CAPSULE coriaceous or nearly membranaceous, usually five-lobed, five-celled, loculicidal, the dissepiments adhering to the middle of the valves. SEEDS several or numerous in each cell, reniform; the testa coriaceous or crustaceous, often pitted EMBRYO arcuate, or almost hippocrepiform, in fleshy albumen: COTYLEDONS foliaceous,flat: RADICLE slender, centripetal
SHRUBS, or nearly herbaceous plants, usually hoary of hirsute with stellular pubescence; the leaves alternate, stipulate. Peduncles axillary, onemany-flowerd, the pedicels commonly articulated. Flowers yellow, or sometimes purple.
ETYMOLOGY. Dedicated by Tournefort to Paul Hermann, Professor of Botany at Leyden in the latter part of the seventeenth century.
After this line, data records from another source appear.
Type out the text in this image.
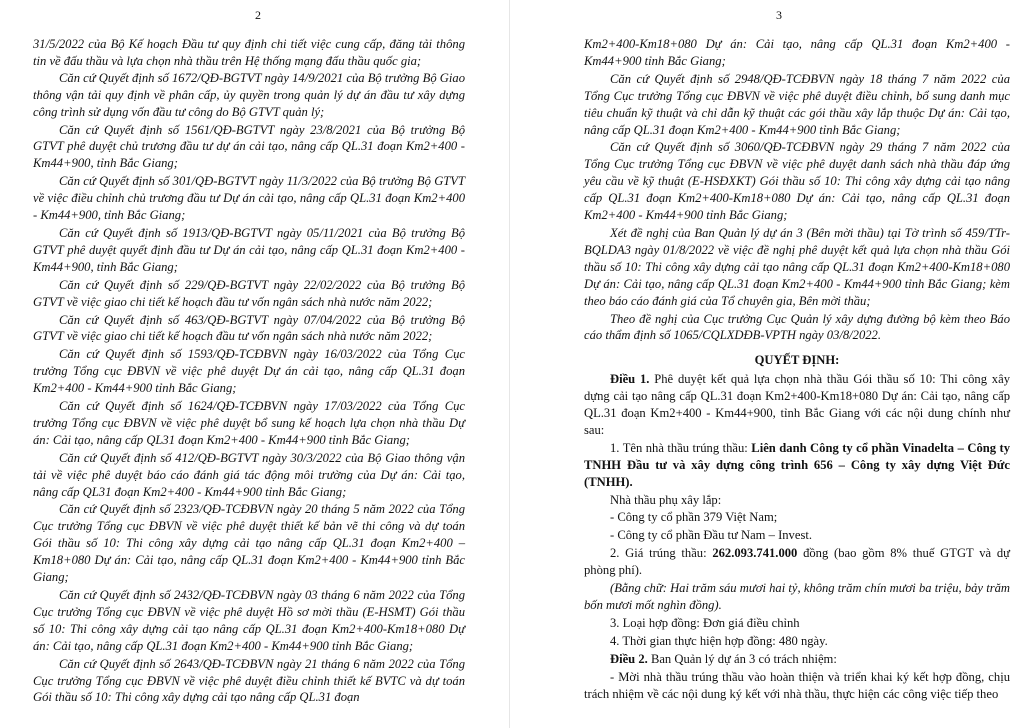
2

31/5/2022 của Bộ Kế hoạch Đầu tư quy định chi tiết việc cung cấp, đăng tải thông tin về đấu thầu và lựa chọn nhà thầu trên Hệ thống mạng đấu thầu quốc gia;

Căn cứ Quyết định số 1672/QĐ-BGTVT ngày 14/9/2021 của Bộ trưởng Bộ Giao thông vận tải quy định về phân cấp, ủy quyền trong quản lý dự án đầu tư xây dựng công trình sử dụng vốn đầu tư công do Bộ GTVT quản lý;

Căn cứ Quyết định số 1561/QĐ-BGTVT ngày 23/8/2021 của Bộ trưởng Bộ GTVT phê duyệt chủ trương đầu tư dự án cải tạo, nâng cấp QL.31 đoạn Km2+400 - Km44+900, tỉnh Bắc Giang;

Căn cứ Quyết định số 301/QĐ-BGTVT ngày 11/3/2022 của Bộ trưởng Bộ GTVT về việc điều chỉnh chủ trương đầu tư Dự án cải tạo, nâng cấp QL.31 đoạn Km2+400 - Km44+900, tỉnh Bắc Giang;

Căn cứ Quyết định số 1913/QĐ-BGTVT ngày 05/11/2021 của Bộ trưởng Bộ GTVT phê duyệt quyết định đầu tư Dự án cải tạo, nâng cấp QL.31 đoạn Km2+400 - Km44+900, tỉnh Bắc Giang;

Căn cứ Quyết định số 229/QĐ-BGTVT ngày 22/02/2022 của Bộ trưởng Bộ GTVT về việc giao chi tiết kế hoạch đầu tư vốn ngân sách nhà nước năm 2022;

Căn cứ Quyết định số 463/QĐ-BGTVT ngày 07/04/2022 của Bộ trưởng Bộ GTVT về việc giao chi tiết kế hoạch đầu tư vốn ngân sách nhà nước năm 2022;

Căn cứ Quyết định số 1593/QĐ-TCĐBVN ngày 16/03/2022 của Tổng Cục trưởng Tổng cục ĐBVN về việc phê duyệt Dự án cải tạo, nâng cấp QL.31 đoạn Km2+400 - Km44+900 tỉnh Bắc Giang;

Căn cứ Quyết định số 1624/QĐ-TCĐBVN ngày 17/03/2022 của Tổng Cục trưởng Tổng cục ĐBVN về việc phê duyệt bổ sung kế hoạch lựa chọn nhà thầu Dự án: Cải tạo, nâng cấp QL31 đoạn Km2+400 - Km44+900 tỉnh Bắc Giang;

Căn cứ Quyết định số 412/QĐ-BGTVT ngày 30/3/2022 của Bộ Giao thông vận tải về việc phê duyệt báo cáo đánh giá tác động môi trường của Dự án: Cải tạo, nâng cấp QL31 đoạn Km2+400 - Km44+900 tỉnh Bắc Giang;

Căn cứ Quyết định số 2323/QĐ-TCĐBVN ngày 20 tháng 5 năm 2022 của Tổng Cục trưởng Tổng cục ĐBVN về việc phê duyệt thiết kế bản vẽ thi công và dự toán Gói thầu số 10: Thi công xây dựng cải tạo nâng cấp QL.31 đoạn Km2+400 – Km18+080 Dự án: Cải tạo, nâng cấp QL.31 đoạn Km2+400 - Km44+900 tỉnh Bắc Giang;

Căn cứ Quyết định số 2432/QĐ-TCĐBVN ngày 03 tháng 6 năm 2022 của Tổng Cục trưởng Tổng cục ĐBVN về việc phê duyệt Hồ sơ mời thầu (E-HSMT) Gói thầu số 10: Thi công xây dựng cải tạo nâng cấp QL.31 đoạn Km2+400-Km18+080 Dự án: Cải tạo, nâng cấp QL.31 đoạn Km2+400 - Km44+900 tỉnh Bắc Giang;

Căn cứ Quyết định số 2643/QĐ-TCĐBVN ngày 21 tháng 6 năm 2022 của Tổng Cục trưởng Tổng cục ĐBVN về việc phê duyệt điều chỉnh thiết kế BVTC và dự toán Gói thầu số 10: Thi công xây dựng cải tạo nâng cấp QL.31 đoạn

3

Km2+400-Km18+080 Dự án: Cải tạo, nâng cấp QL.31 đoạn Km2+400 - Km44+900 tỉnh Bắc Giang;

Căn cứ Quyết định số 2948/QĐ-TCĐBVN ngày 18 tháng 7 năm 2022 của Tổng Cục trưởng Tổng cục ĐBVN về việc phê duyệt điều chỉnh, bổ sung danh mục tiêu chuẩn kỹ thuật và chỉ dẫn kỹ thuật các gói thầu xây lắp thuộc Dự án: Cải tạo, nâng cấp QL.31 đoạn Km2+400 - Km44+900 tỉnh Bắc Giang;

Căn cứ Quyết định số 3060/QĐ-TCĐBVN ngày 29 tháng 7 năm 2022 của Tổng Cục trưởng Tổng cục ĐBVN về việc phê duyệt danh sách nhà thầu đáp ứng yêu cầu về kỹ thuật (E-HSĐXKT) Gói thầu số 10: Thi công xây dựng cải tạo nâng cấp QL.31 đoạn Km2+400-Km18+080 Dự án: Cải tạo, nâng cấp QL.31 đoạn Km2+400 - Km44+900 tỉnh Bắc Giang;

Xét đề nghị của Ban Quản lý dự án 3 (Bên mời thầu) tại Tờ trình số 459/TTr-BQLDA3 ngày 01/8/2022 về việc đề nghị phê duyệt kết quả lựa chọn nhà thầu Gói thầu số 10: Thi công xây dựng cải tạo nâng cấp QL.31 đoạn Km2+400-Km18+080 Dự án: Cải tạo, nâng cấp QL.31 đoạn Km2+400 - Km44+900 tỉnh Bắc Giang; kèm theo báo cáo đánh giá của Tổ chuyên gia, Bên mời thầu;

Theo đề nghị của Cục trưởng Cục Quản lý xây dựng đường bộ kèm theo Báo cáo thẩm định số 1065/CQLXDĐB-VPTH ngày 03/8/2022.

QUYẾT ĐỊNH:

Điều 1. Phê duyệt kết quả lựa chọn nhà thầu Gói thầu số 10: Thi công xây dựng cải tạo nâng cấp QL.31 đoạn Km2+400-Km18+080 Dự án: Cải tạo, nâng cấp QL.31 đoạn Km2+400 - Km44+900, tỉnh Bắc Giang với các nội dung chính như sau:

1. Tên nhà thầu trúng thầu: Liên danh Công ty cổ phần Vinadelta – Công ty TNHH Đầu tư và xây dựng công trình 656 – Công ty xây dựng Việt Đức (TNHH).

Nhà thầu phụ xây lắp:

- Công ty cổ phần 379 Việt Nam;

- Công ty cổ phần Đầu tư Nam – Invest.

2. Giá trúng thầu: 262.093.741.000 đồng (bao gồm 8% thuế GTGT và dự phòng phí).

(Bằng chữ: Hai trăm sáu mươi hai tỷ, không trăm chín mươi ba triệu, bảy trăm bốn mươi mốt nghìn đồng).

3. Loại hợp đồng: Đơn giá điều chỉnh

4. Thời gian thực hiện hợp đồng: 480 ngày.

Điều 2. Ban Quản lý dự án 3 có trách nhiệm:

- Mời nhà thầu trúng thầu vào hoàn thiện và triển khai ký kết hợp đồng, chịu trách nhiệm về các nội dung ký kết với nhà thầu, thực hiện các công việc tiếp theo
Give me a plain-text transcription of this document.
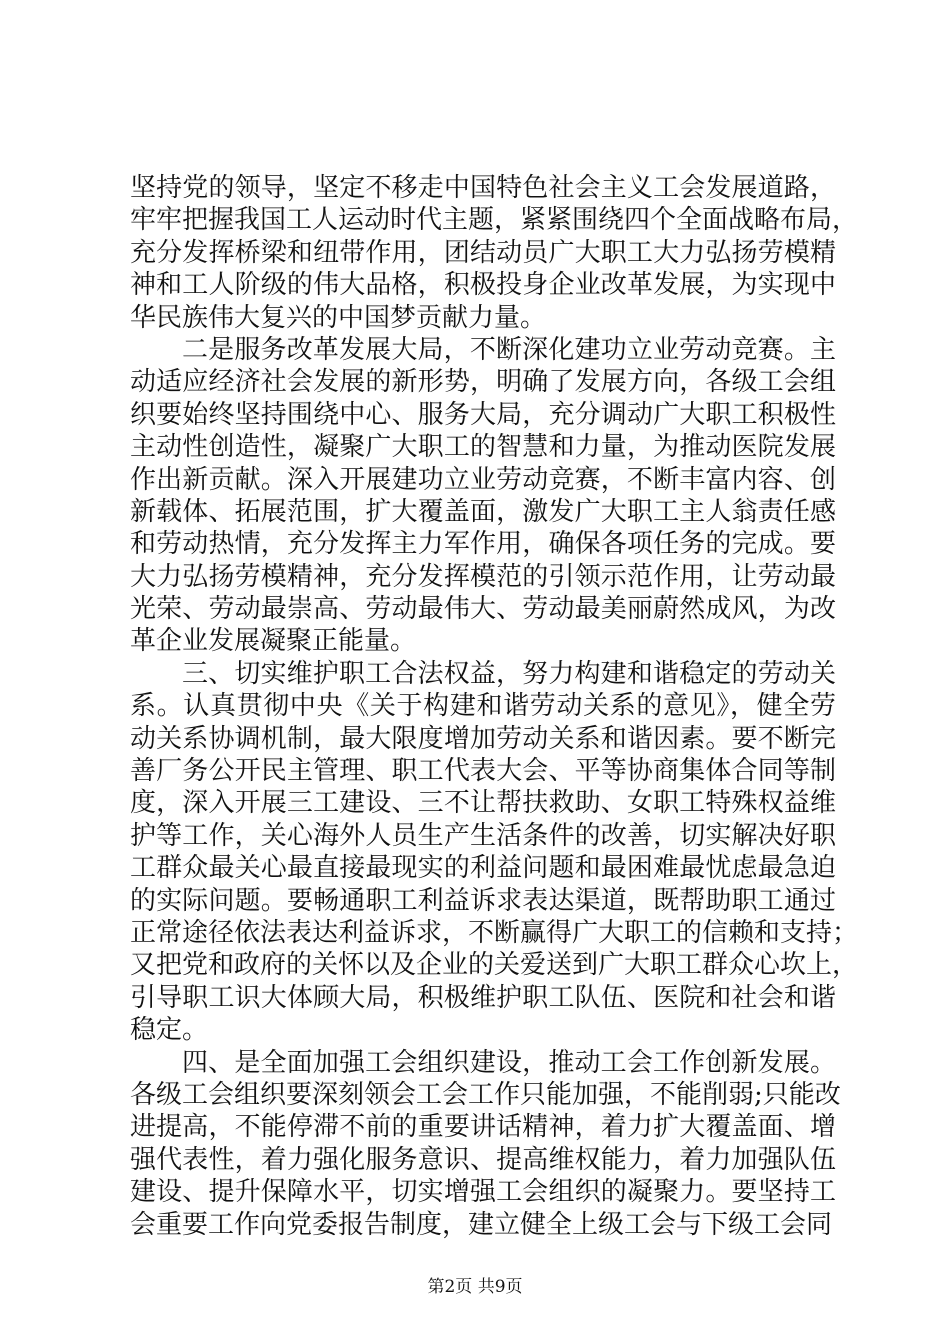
坚持党的领导，坚定不移走中国特色社会主义工会发展道路，
牢牢把握我国工人运动时代主题，紧紧围绕四个全面战略布局，
充分发挥桥梁和纽带作用，团结动员广大职工大力弘扬劳模精
神和工人阶级的伟大品格，积极投身企业改革发展，为实现中
华民族伟大复兴的中国梦贡献力量。
二是服务改革发展大局，不断深化建功立业劳动竞赛。主
动适应经济社会发展的新形势，明确了发展方向，各级工会组
织要始终坚持围绕中心、服务大局，充分调动广大职工积极性
主动性创造性，凝聚广大职工的智慧和力量，为推动医院发展
作出新贡献。深入开展建功立业劳动竞赛，不断丰富内容、创
新载体、拓展范围，扩大覆盖面，激发广大职工主人翁责任感
和劳动热情，充分发挥主力军作用，确保各项任务的完成。要
大力弘扬劳模精神，充分发挥模范的引领示范作用，让劳动最
光荣、劳动最崇高、劳动最伟大、劳动最美丽蔚然成风，为改
革企业发展凝聚正能量。
三、切实维护职工合法权益，努力构建和谐稳定的劳动关
系。认真贯彻中央《关于构建和谐劳动关系的意见》，健全劳
动关系协调机制，最大限度增加劳动关系和谐因素。要不断完
善厂务公开民主管理、职工代表大会、平等协商集体合同等制
度，深入开展三工建设、三不让帮扶救助、女职工特殊权益维
护等工作，关心海外人员生产生活条件的改善，切实解决好职
工群众最关心最直接最现实的利益问题和最困难最忧虑最急迫
的实际问题。要畅通职工利益诉求表达渠道，既帮助职工通过
正常途径依法表达利益诉求，不断赢得广大职工的信赖和支持；
又把党和政府的关怀以及企业的关爱送到广大职工群众心坎上，
引导职工识大体顾大局，积极维护职工队伍、医院和社会和谐
稳定。
四、是全面加强工会组织建设，推动工会工作创新发展。
各级工会组织要深刻领会工会工作只能加强，不能削弱;只能改
进提高，不能停滞不前的重要讲话精神，着力扩大覆盖面、增
强代表性，着力强化服务意识、提高维权能力，着力加强队伍
建设、提升保障水平，切实增强工会组织的凝聚力。要坚持工
会重要工作向党委报告制度，建立健全上级工会与下级工会同
第2页 共9页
GEOGRAPHICAL DISTRIBUTION This genus belongs to the Cape of Good Hope (where it is numerous in species); with the exception of two plants recently detected in Mexico and Texas, which appear to be truly congeneric with South African Hermanniæ. Of one of these (No. 802 of Coulter's Mexican collection) Mr. Bentham informs me he has long possessed a specimen from the Montpellier Garden, under the (apparently unpublished) name of Hermannia Brasiliensis, Delile. It is most likely the H. inflata, Link & Otto, mentioned in Steudel as a Mexican species, as its fructiferous calyx is remarkably inflated. The other species (in which the calyx is not thus inflated) was gathered by Dr. Gregg near Buena Vista, in Northern Mexico, and previously on the Rio Colorado in Texas, north of lat 31° by Mr. Lindheimer; from whose indigenous specimens it is here figured. It has been raised from his seed in the Botanic Garden of Harvard University; but the plants have not yet flowered. The corolla is purple or violet-colored in both species.